Let \[T=\left( \int _{-\pi/2}^{\pi/2}\cos x\,dx\right)\times\left(\int_\pi ^{2\pi} \sin x\,dx\right) \times\left(\int_0^{\pi/8}\frac{dx}{\cos 3x}\right).\] Which of the following is true?
\(T=0\);
\(T<0\);
\(T>0\);
\(T\) is not defined.
We are not asked to work out the exact value of \(T\), only to determine whether it is positive, negative or zero (if it is defined).
It might not be defined if there is a vertical asymptote in the region where we are integrating. We note that \(\dfrac{1}{\cos 3x}\) can be infinite for some values of \(x\).
So we only need to determine the sign for each of the three integrals involved in the product.
Consider the first integral, \[\int_{-\pi/2}^{\pi/2}\cos x\,dx.\] The graph of \(y=\cos x\) looks like this:
So the integral from \(x=-\pi/2\) to \(x=\pi/2\) is positive, as the graph all lies above the \(x\)-axis in this range.
Then for the second, \[\int_\pi^{2\pi}\sin x\,dx.\] The graph of \(y=\sin x\) looks like this:
Between \(x=\pi\) and \(x=2\pi\), this graph lies entirely below the \(x\)-axis, so this integral is negative.
For the third integral, \[\int_0^{\pi/8}\frac{dx}{\cos 3x}\] we will need to consider the graph of \(y=\cos 3x\), which is the graph of \(y=\cos x\) stretched by a scale factor of \(\frac{1}{3}\) in the \(x\)-direction.

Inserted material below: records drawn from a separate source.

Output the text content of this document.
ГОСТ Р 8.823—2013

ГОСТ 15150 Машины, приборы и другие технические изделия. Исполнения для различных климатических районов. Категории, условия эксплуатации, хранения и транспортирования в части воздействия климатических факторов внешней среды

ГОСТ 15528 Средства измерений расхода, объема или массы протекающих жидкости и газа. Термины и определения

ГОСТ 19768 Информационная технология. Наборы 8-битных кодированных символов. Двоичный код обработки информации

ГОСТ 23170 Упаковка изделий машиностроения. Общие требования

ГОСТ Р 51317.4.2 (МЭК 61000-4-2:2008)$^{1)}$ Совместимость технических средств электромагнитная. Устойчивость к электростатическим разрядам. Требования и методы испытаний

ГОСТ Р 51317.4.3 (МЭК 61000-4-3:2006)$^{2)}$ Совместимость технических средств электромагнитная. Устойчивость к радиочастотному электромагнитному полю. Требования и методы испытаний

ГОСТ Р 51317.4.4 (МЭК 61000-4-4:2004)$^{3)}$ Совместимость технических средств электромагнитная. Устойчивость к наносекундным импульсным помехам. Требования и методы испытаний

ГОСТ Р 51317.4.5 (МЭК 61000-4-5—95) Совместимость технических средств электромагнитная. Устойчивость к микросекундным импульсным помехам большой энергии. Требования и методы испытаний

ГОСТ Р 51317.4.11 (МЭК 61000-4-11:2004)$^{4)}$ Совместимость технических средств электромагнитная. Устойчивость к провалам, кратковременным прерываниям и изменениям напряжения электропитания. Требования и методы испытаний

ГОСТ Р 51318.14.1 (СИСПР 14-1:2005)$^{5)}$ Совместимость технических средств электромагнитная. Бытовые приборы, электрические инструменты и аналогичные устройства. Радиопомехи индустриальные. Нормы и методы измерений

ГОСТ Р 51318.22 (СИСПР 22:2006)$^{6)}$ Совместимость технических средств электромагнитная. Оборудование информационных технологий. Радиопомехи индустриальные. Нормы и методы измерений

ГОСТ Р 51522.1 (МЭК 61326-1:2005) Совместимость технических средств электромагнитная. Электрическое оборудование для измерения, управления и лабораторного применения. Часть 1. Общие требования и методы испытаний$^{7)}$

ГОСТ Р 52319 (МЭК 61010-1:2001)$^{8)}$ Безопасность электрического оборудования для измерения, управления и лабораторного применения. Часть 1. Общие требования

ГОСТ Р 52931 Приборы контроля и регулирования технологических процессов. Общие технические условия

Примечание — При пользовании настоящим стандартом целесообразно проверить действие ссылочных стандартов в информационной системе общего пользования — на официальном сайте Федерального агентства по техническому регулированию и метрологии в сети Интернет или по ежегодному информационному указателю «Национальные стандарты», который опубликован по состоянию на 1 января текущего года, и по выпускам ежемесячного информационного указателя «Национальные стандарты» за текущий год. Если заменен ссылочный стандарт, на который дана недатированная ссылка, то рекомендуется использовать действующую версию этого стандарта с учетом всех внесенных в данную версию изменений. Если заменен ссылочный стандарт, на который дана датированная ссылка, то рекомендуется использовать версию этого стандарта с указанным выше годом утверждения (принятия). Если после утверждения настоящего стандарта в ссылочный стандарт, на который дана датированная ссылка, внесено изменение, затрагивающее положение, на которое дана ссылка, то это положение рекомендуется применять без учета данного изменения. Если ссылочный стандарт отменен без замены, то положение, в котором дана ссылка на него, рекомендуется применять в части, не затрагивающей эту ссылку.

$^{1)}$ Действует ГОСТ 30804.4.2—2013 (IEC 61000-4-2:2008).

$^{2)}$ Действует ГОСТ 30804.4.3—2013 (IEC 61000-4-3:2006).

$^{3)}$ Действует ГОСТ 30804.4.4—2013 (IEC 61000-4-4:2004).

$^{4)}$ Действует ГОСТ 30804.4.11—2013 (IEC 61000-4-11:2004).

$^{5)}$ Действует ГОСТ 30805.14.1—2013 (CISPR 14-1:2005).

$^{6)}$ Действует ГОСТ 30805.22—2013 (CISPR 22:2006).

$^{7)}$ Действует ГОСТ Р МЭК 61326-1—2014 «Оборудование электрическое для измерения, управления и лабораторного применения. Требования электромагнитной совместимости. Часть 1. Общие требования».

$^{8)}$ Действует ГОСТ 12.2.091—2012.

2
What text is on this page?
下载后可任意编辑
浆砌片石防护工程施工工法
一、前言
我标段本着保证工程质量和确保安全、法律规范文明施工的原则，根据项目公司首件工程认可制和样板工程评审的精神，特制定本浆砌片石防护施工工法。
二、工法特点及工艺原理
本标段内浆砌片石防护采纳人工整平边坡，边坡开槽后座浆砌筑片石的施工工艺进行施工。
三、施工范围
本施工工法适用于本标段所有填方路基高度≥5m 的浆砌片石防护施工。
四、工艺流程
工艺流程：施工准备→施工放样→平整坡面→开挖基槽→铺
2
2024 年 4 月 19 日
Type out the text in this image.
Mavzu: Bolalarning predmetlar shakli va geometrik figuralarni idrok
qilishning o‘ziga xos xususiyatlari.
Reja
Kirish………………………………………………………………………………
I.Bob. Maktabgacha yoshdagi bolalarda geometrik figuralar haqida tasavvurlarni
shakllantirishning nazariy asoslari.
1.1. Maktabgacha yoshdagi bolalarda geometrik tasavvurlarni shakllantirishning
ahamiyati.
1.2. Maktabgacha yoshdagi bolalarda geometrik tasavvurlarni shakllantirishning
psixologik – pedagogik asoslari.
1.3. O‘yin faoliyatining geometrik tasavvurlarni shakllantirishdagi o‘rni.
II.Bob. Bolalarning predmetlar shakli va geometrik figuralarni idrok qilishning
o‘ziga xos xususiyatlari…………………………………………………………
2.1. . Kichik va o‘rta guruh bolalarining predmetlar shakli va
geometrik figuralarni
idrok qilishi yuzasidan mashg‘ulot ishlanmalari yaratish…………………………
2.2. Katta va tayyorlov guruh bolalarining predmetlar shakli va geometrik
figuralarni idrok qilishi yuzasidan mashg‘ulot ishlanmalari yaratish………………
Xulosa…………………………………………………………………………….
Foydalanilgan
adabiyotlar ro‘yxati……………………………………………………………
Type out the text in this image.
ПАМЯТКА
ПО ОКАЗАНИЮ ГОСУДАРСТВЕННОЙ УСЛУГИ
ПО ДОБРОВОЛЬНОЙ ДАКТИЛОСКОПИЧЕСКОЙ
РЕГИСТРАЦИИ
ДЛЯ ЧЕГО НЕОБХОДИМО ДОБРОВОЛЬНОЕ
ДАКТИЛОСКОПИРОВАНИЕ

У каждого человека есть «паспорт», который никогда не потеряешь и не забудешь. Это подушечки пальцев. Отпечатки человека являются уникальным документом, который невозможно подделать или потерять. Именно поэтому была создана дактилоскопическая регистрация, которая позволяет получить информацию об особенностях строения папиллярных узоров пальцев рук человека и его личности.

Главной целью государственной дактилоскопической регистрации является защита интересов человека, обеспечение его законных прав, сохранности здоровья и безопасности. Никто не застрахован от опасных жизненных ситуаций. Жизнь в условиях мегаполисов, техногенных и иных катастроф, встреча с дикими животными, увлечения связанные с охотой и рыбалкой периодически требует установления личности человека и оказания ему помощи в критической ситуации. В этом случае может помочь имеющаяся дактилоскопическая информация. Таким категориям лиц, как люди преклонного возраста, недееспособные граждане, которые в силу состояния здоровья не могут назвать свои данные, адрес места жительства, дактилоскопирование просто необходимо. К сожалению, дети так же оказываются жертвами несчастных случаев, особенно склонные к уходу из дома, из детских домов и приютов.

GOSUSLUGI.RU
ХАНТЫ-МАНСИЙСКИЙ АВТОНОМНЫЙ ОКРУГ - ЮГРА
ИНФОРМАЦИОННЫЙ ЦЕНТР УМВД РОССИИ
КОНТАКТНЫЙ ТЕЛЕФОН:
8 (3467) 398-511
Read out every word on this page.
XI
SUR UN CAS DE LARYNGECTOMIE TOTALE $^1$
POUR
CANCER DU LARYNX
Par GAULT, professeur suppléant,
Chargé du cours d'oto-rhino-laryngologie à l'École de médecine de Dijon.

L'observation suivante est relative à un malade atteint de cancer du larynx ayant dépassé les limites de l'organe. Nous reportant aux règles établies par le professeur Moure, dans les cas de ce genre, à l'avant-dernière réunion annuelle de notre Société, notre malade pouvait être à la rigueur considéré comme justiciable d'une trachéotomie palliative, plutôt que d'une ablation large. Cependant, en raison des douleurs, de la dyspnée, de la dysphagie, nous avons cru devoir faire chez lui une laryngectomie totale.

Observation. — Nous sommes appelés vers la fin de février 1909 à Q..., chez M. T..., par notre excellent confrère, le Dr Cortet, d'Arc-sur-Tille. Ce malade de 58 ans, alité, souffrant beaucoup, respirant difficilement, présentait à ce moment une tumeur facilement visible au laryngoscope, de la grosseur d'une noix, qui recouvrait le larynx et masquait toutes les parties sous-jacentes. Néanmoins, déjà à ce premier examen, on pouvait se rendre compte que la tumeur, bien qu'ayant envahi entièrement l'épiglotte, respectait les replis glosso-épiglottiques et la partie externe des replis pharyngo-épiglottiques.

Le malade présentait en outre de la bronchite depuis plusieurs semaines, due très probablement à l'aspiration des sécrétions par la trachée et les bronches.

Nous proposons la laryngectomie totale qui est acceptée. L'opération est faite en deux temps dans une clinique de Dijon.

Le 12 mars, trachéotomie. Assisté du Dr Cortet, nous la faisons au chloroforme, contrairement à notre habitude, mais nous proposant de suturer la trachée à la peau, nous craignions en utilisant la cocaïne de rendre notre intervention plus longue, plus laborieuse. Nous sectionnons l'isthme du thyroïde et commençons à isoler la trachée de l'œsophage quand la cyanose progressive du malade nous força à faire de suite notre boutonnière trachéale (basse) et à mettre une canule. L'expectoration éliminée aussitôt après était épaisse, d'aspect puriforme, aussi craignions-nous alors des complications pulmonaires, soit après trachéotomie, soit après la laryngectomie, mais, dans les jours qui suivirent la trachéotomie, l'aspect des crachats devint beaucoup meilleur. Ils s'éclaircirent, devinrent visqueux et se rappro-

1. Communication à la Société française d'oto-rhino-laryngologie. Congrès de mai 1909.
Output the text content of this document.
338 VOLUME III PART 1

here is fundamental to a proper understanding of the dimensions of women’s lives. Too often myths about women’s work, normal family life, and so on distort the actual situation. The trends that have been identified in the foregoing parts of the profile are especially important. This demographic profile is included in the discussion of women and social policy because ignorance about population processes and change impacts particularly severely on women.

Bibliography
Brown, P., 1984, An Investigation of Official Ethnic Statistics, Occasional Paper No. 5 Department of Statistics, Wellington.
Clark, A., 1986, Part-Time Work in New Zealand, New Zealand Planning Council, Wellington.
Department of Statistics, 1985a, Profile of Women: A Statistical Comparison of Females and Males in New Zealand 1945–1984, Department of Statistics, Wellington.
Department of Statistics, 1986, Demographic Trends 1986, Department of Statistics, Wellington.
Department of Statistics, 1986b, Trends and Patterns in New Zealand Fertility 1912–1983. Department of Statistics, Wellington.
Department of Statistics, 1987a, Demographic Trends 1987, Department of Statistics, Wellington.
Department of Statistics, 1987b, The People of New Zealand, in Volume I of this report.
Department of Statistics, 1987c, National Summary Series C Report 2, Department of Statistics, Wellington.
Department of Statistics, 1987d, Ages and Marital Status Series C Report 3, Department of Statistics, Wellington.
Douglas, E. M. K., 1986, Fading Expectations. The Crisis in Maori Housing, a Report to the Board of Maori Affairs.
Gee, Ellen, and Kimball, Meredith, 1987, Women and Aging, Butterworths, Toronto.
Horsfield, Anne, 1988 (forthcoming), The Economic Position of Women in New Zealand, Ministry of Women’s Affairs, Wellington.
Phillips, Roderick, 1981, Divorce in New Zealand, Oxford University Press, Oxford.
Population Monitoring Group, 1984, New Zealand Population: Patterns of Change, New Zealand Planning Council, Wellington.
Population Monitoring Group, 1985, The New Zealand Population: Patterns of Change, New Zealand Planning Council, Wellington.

Now \(\frac{1}{\cos 3x}\) is infinite at \(x=\pi/6\), but \(x=\pi/8<\pi/6\), and so there are no vertical asymptotes in the region where we are integrating.
This graph is positive between \(x=0\) and \(x=\pi/8\), so between \(x=0\) and \(x=\pi/8<\pi/6\), we see that \(\dfrac{1}{\cos 3x}\) is positive. Thus this third integral is positive.
Finally, we can combine the three integrals. Since two of them are positive and one is negative, their product must be negative.
The answer is therefore (b), \(T<0\).